Selective Flotation For The Removal Of Radionuclides From Contaminated Soil

Low-level radioactive contaminated soils (10-500 pci/gm) created by defense-related activities at certain superfund sites, such as Nevada Test Site (NTS), is a current environmental concern. Many of these contaminated sites may require appropriate cleanup and restoration, which could cost billions of dollars and put tremendous pressure on our limited financial resources. Therefore, the development of a selective flotation process to separate such radionuclides from contaminated soils should be considered. In this study, both a pure depleted UO2 sample and three synthetic UO2/soil mixtures were used to evaluate surface chemistry features and to examine the possibility for the flotation of fine UO2 particles from selected soils. It was intended that this model system would be a reasonable representation of contaminated soils such as those found at the Nevada Test Site which are reported to be contaminated by PuO2 fallout.
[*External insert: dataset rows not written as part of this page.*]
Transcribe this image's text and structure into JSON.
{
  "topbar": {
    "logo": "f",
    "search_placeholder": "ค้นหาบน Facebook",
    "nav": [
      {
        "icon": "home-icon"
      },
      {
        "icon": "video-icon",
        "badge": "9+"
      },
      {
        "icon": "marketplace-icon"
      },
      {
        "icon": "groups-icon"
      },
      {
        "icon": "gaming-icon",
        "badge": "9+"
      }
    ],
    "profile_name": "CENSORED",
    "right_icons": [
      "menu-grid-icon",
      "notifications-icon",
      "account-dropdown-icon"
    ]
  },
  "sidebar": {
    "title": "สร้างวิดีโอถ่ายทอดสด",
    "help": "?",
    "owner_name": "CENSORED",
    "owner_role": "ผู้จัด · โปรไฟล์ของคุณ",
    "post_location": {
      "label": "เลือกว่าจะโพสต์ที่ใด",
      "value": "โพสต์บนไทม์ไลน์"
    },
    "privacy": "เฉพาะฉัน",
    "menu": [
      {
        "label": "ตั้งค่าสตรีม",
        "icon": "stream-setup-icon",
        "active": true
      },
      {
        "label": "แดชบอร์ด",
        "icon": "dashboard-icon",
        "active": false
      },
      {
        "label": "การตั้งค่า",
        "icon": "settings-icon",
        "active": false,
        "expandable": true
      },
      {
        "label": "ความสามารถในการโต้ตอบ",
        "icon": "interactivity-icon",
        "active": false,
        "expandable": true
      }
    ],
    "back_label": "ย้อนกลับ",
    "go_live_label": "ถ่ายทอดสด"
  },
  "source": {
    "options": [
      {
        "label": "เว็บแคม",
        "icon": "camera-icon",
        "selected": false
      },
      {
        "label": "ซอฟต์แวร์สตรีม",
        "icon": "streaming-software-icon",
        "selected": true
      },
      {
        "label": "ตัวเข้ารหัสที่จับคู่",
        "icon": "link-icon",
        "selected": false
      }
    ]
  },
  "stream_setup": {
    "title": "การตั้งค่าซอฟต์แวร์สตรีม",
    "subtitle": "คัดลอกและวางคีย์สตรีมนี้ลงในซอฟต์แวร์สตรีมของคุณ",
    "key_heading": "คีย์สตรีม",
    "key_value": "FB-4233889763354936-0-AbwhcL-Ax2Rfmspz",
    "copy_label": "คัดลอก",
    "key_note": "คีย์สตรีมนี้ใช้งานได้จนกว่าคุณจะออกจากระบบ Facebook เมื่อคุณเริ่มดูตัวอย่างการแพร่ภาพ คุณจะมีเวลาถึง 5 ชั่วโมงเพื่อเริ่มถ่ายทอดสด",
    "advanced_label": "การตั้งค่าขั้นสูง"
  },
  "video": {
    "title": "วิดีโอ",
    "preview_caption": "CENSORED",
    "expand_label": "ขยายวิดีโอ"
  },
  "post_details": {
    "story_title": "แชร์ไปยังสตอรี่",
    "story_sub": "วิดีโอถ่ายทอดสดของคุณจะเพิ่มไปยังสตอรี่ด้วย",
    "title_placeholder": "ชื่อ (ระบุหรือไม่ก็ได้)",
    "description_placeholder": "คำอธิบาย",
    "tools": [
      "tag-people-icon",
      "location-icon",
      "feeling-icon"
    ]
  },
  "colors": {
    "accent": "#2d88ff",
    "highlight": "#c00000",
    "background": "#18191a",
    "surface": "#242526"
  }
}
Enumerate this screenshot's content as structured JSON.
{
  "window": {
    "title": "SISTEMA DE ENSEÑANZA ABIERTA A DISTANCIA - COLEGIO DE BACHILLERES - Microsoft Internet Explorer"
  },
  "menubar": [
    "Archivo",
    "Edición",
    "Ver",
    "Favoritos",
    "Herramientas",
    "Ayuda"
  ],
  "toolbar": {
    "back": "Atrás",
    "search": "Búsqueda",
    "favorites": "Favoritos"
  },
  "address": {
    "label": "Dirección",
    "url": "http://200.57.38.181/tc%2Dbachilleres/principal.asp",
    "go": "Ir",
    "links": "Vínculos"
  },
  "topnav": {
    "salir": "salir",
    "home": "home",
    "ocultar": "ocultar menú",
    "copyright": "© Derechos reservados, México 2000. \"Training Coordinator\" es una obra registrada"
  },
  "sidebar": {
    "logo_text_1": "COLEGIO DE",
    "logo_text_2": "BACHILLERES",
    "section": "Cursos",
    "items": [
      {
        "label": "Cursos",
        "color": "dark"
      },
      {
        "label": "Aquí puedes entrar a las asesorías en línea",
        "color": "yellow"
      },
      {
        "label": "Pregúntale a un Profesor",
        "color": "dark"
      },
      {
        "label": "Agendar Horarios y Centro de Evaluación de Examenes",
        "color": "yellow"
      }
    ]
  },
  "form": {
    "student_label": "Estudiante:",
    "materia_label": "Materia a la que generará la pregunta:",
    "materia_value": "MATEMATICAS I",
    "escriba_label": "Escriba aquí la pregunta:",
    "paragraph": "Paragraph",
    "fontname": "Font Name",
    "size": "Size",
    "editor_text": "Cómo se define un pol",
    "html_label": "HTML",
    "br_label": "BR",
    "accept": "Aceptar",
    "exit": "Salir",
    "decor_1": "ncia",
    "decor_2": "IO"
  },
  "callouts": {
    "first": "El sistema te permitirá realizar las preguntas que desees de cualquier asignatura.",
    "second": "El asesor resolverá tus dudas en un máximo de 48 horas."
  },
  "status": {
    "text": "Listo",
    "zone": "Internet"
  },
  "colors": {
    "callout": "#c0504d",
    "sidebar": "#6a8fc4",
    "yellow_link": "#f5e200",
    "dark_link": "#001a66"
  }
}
The effect of reagent schedule, particle size distribution, and surface charge are discussed with respect to the flotation separation of the UO2/soil mixtures. It was found that both commercial fatty acids and reagent grade sodium oleate are effective collectors for UO2 flotation provided the pH is adjusted to the range of pH 8-9. The bench-scale flotation results successfully demonstrated that froth flotation technology can be used to remove UO2 from such model contaminated soils with appropriate flotation chemistry conditions which depend on the soil characteristics and other pretreatment procedures. In the best case, 90.2% of the UO2 was removed from a UO2/NTS soil mixture (119 ppm UO2) and the soil reduced in UO2 contamination from 119 ppm to 17 ppm in a single stage bench flotation. The impact of clay slimes present in the soil is revealed by the results which show that, for example, for a deslimed soil (28x400 mesh and 100 mg UO2/kg soil) 85¬90% UO2 recovery can be obtained with a reduction in contamination to 4.6 mg U02/kg soil.